Volume: 131 (2012) f.2
Pages: 241-257


This work deals with the dating of Mount Etna lava flows and eruptive fissure deposits to the last four millennia following field investigations and stratigraphic data (BRANCA et alii, 2011a). We have studied 24 of these volcanic products, including 301 large samples, through high precision archeomagnetic dating checked by 226Ra-230Th radiochronology, thus providing additional material to the previous paper by TANGUY et alii (2007). In most cases our results allow attributing ages to the historical period, although two flows are shown to be prehistoric. For the historic lavas, archeomagnetic ages can be defined within decades, except for three of them that erupted during a time span (Greco-Roman epoch) when the geomagnetic field underwent little variation. Although 60% of these volcanics exhibit ages comprised between 700 AD and 1850, only one (1285) is mentioned by contemporary written accounts.

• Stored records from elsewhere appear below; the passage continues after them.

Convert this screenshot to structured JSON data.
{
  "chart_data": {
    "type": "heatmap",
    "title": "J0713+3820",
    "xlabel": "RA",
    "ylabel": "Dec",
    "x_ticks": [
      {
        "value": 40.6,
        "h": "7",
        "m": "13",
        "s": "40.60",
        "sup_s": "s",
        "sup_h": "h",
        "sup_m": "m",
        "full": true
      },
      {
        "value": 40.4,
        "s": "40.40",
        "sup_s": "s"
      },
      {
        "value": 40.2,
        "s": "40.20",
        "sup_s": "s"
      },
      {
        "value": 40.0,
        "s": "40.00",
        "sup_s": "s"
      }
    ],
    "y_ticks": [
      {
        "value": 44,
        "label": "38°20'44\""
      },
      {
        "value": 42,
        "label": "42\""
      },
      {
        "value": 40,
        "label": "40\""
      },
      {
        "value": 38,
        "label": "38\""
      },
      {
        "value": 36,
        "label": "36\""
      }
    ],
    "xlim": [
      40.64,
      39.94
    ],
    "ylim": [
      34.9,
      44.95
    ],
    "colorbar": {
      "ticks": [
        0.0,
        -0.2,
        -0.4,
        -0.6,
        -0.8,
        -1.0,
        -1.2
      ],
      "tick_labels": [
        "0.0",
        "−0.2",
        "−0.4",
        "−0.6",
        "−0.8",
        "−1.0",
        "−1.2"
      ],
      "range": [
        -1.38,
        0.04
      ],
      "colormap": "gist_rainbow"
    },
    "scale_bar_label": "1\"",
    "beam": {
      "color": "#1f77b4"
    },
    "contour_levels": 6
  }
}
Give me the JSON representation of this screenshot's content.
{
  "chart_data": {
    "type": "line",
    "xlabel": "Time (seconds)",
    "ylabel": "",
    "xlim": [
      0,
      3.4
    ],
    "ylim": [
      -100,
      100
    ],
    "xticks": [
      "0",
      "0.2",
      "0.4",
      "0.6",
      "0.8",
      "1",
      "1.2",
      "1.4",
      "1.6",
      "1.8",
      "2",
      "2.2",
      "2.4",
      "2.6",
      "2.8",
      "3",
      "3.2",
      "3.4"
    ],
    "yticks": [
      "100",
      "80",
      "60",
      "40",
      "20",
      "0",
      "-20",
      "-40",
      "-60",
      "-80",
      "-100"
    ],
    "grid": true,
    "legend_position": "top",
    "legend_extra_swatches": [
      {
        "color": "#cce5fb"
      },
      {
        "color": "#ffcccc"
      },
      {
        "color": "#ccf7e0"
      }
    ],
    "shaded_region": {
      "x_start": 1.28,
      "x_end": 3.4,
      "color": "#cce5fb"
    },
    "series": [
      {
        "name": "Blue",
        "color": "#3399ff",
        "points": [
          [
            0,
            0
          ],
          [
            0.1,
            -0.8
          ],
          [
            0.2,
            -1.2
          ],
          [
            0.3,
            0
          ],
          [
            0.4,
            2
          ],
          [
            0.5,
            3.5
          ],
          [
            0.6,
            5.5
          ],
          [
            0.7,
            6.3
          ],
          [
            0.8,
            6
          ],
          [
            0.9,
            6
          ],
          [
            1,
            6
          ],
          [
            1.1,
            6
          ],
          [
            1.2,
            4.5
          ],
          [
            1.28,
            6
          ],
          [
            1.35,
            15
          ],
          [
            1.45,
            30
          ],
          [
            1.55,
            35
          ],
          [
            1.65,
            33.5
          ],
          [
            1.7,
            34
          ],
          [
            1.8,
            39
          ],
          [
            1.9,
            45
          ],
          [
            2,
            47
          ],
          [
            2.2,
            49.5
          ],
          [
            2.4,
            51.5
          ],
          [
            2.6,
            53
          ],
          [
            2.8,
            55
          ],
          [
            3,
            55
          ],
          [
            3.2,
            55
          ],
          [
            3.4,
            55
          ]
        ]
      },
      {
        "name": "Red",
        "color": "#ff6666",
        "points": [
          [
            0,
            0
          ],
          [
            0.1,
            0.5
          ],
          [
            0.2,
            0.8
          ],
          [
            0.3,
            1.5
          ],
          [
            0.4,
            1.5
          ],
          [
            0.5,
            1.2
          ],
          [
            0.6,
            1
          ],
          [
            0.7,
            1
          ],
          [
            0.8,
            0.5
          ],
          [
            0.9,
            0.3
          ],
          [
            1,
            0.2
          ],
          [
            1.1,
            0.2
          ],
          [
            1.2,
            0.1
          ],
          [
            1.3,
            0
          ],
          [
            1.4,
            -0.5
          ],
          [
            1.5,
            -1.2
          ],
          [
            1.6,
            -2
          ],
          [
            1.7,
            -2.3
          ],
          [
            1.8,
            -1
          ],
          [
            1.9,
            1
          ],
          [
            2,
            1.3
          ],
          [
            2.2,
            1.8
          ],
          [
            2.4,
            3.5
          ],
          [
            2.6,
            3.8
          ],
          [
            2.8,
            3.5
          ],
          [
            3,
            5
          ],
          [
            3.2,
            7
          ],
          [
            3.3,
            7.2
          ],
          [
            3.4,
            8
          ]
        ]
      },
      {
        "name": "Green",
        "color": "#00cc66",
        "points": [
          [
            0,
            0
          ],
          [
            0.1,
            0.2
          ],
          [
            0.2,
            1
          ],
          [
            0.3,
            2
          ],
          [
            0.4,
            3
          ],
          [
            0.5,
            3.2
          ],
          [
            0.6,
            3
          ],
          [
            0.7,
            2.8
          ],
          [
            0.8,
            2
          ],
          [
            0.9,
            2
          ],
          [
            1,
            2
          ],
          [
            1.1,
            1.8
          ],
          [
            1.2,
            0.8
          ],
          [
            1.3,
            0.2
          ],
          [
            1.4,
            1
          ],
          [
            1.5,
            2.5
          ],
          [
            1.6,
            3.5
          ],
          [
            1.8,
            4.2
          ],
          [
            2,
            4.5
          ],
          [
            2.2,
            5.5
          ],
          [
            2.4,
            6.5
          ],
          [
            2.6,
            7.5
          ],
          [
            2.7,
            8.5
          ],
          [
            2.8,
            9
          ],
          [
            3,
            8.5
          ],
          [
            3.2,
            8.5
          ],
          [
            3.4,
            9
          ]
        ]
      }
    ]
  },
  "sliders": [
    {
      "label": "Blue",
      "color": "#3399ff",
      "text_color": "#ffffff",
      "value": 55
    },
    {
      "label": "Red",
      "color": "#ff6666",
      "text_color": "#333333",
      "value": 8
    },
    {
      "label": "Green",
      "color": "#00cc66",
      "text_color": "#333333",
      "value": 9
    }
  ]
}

We conclude that i) historical documents alone are insufficient to reconstruct a coherent sequence of eruptions, and ii) a multidisciplinary approach is necessary to obtain a comprehensive eruptive history of such a very active volcano, useful for both scientific and civil protection purposes, even for such a geologically recent period as that of the last 10 or 20 centuries. Thanks to these new archeomagnetic and 226Ra-230Th data coupled with stratigraphic data, a comprehensive volcanic history of the still-outcropping Mount Etna volcanics is now available for the last 2,400 years.